Merill Company has not prepared financial statements for 3 years since December 31 2014.

During the 3-year period, cash receipts and cash disbursement were maintained and sales on account were

entered directly into an accounts receivable ledger.

However, no general ledger postings have been made since the December 31, 2014 closing.

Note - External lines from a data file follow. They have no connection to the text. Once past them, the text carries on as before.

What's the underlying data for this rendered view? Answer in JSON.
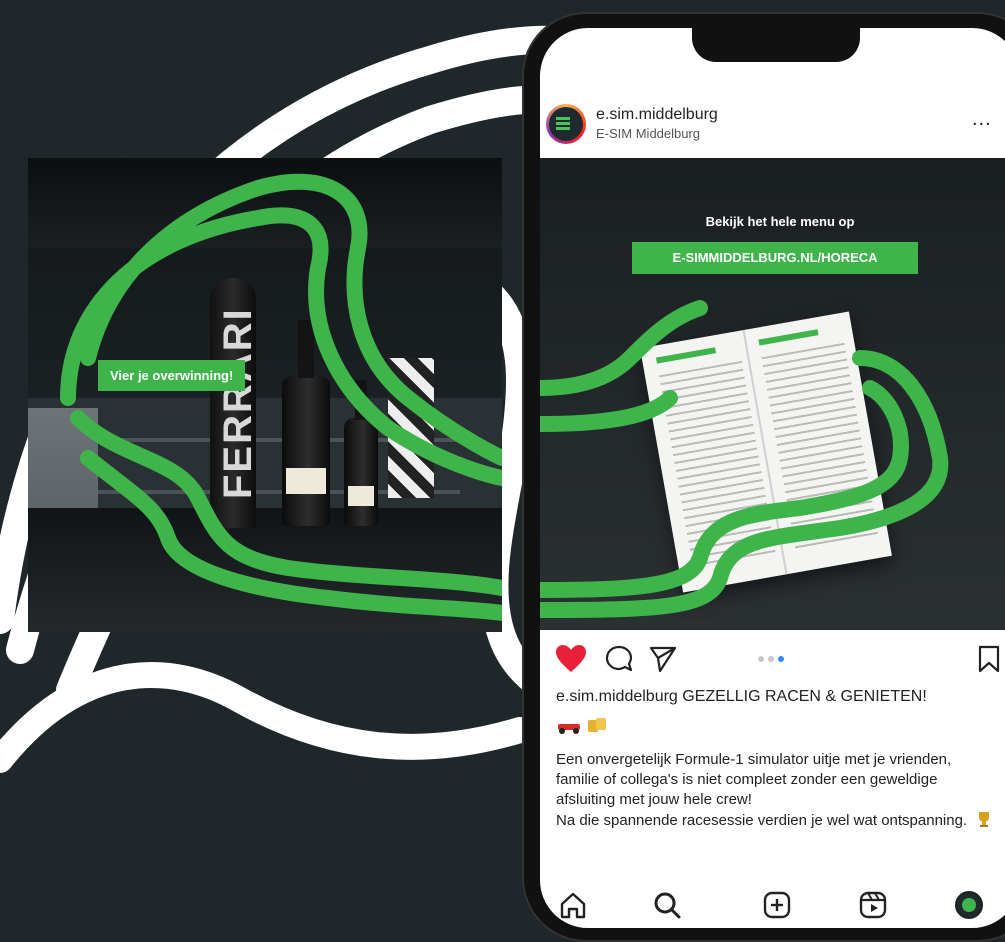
{
  "promo": {
    "label": "Vier je overwinning!",
    "tube_brand": "FERRARI"
  },
  "instagram": {
    "header": {
      "username": "e.sim.middelburg",
      "display_name": "E-SIM Middelburg",
      "more": "..."
    },
    "post": {
      "title": "Bekijk het hele menu op",
      "url": "E-SIMMIDDELBURG.NL/HORECA",
      "carousel_dots": 3,
      "active_dot": 3
    },
    "caption": {
      "username": "e.sim.middelburg",
      "headline": "GEZELLIG RACEN & GENIETEN!",
      "body": "Een onvergetelijk Formule-1 simulator uitje met je vrienden, familie of collega's is niet compleet zonder een geweldige afsluiting met jouw hele crew!\nNa die spannende racesessie verdien je wel wat ontspanning."
    },
    "icons": {
      "like": "heart-icon",
      "comment": "comment-icon",
      "share": "send-icon",
      "save": "bookmark-icon",
      "nav": [
        "home-icon",
        "search-icon",
        "add-icon",
        "reels-icon",
        "profile-icon"
      ]
    }
  },
  "colors": {
    "background": "#1f272a",
    "track_green": "#3fb44b",
    "like_red": "#e8203a",
    "active_dot": "#2a8cff"
  }
}
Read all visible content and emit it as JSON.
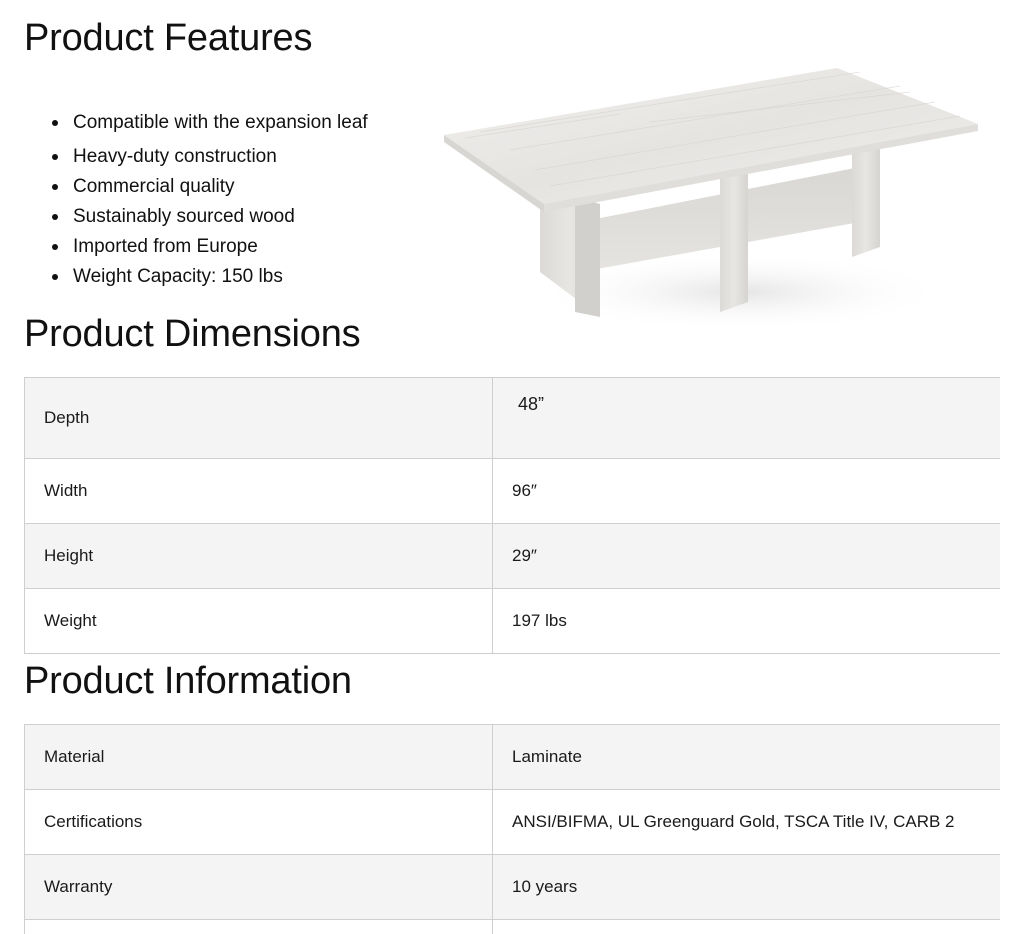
{
  "features": {
    "title": "Product Features",
    "items": [
      "Compatible with the expansion leaf",
      "Heavy-duty construction",
      "Commercial quality",
      "Sustainably sourced wood",
      "Imported from Europe",
      "Weight Capacity: 150 lbs"
    ]
  },
  "dimensions": {
    "title": "Product Dimensions",
    "rows": [
      {
        "label": "Depth",
        "value": "48”"
      },
      {
        "label": "Width",
        "value": "96″"
      },
      {
        "label": "Height",
        "value": "29″"
      },
      {
        "label": "Weight",
        "value": "197 lbs"
      }
    ]
  },
  "information": {
    "title": "Product Information",
    "rows": [
      {
        "label": "Material",
        "value": "Laminate"
      },
      {
        "label": "Certifications",
        "value": "ANSI/BIFMA, UL Greenguard Gold, TSCA Title IV, CARB 2"
      },
      {
        "label": "Warranty",
        "value": "10 years"
      }
    ]
  },
  "colors": {
    "table_border": "#cfcfcf",
    "row_shade": "#f4f4f4",
    "text": "#111111",
    "laminate": "#e9e7e4"
  }
}
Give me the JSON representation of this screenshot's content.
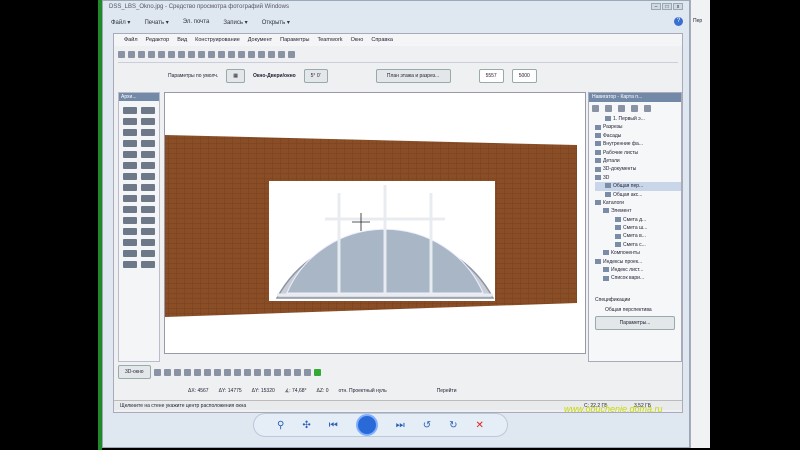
{
  "window": {
    "title": "DSS_LBS_Okno.jpg - Средство просмотра фотографий Windows"
  },
  "viewer_menu": [
    "Файл ▾",
    "Печать ▾",
    "Эл. почта",
    "Запись ▾",
    "Открыть ▾"
  ],
  "archicad": {
    "menu": [
      "Файл",
      "Редактор",
      "Вид",
      "Конструирование",
      "Документ",
      "Параметры",
      "Teamwork",
      "Окно",
      "Справка"
    ],
    "info": {
      "params_label": "Параметры по умолч.",
      "layer": "Окно-Двери/окно",
      "angle": "5° 0'",
      "plan_button": "План этажа и разрез...",
      "w": "5557",
      "h": "5000"
    },
    "toolbox_title": "Архи...",
    "navigator": {
      "title": "Навигатор - Карта п...",
      "items": [
        "1. Первый э...",
        "Разрезы",
        "Фасады",
        "Внутренние фа...",
        "Рабочие листы",
        "Детали",
        "3D-документы",
        "3D",
        "Общая пер...",
        "Общая акс...",
        "Каталоги",
        "Элемент",
        "Смета д...",
        "Смета ш...",
        "Смета в...",
        "Смета с...",
        "Компоненты",
        "Индексы проек...",
        "Индекс лист...",
        "Список вари..."
      ],
      "spec_label": "Спецификации",
      "view_label": "Общая перспектива",
      "params_button": "Параметры..."
    },
    "bottom": {
      "view3d": "3D-окно",
      "dx": "ΔX: 4567",
      "dy": "ΔY: 14775",
      "dr": "ΔY: 15320",
      "angle": "∡: 74,68°",
      "dz": "ΔZ: 0",
      "rel": "отн. Проектный нуль",
      "layer_menu": "Перейти"
    },
    "status": "Щелкните на стене укажите центр расположения окна",
    "disk": "C: 22,2 ГБ",
    "mem": "3,52 ГБ"
  },
  "watermark": "www.obuchenie.doma.ru",
  "right_window": "Пер"
}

The examination of the records disclosed balances at the beginning and end of the 3-year period as follows:

December 31, 2014 December 31, 2017

Less than 1 year old 77, 000 141, 000

1 to 2 years old 6,000 9,000

2 to 3 years old 4,000

Over 3 years old 11,000

Total accounts receivable 83,000 165,000

Inventory 58,000 94,000

Accounts payable 25,000 55,000

No account balances were written off during the 3 year period. The ratio of gross profit to sales remains

constant from year to year. Other data available are:

2015 2016 2017

Cash received applied to

Current year 744,000 809,000 1,044,000

Accounts of prior year 67,000 75,000 84,000

Accounts of two years prior 3,000 2,000 10,000


Total collections 814,000 886,000 1,138,000

Cash sales 85,000 130,000 156,000

Payment of accounts payable 625,000 706,000 869,000

Required:

1. Compute total sales for each year, 2015, 2016, and 2017.

2. Compute total purchases for 2015, 2016, and 2017.

3. Compute total cost of goods sold for 2015, 2016, and 2017.

4. Compute gross profit for each year, 2015, 2016, and 2017.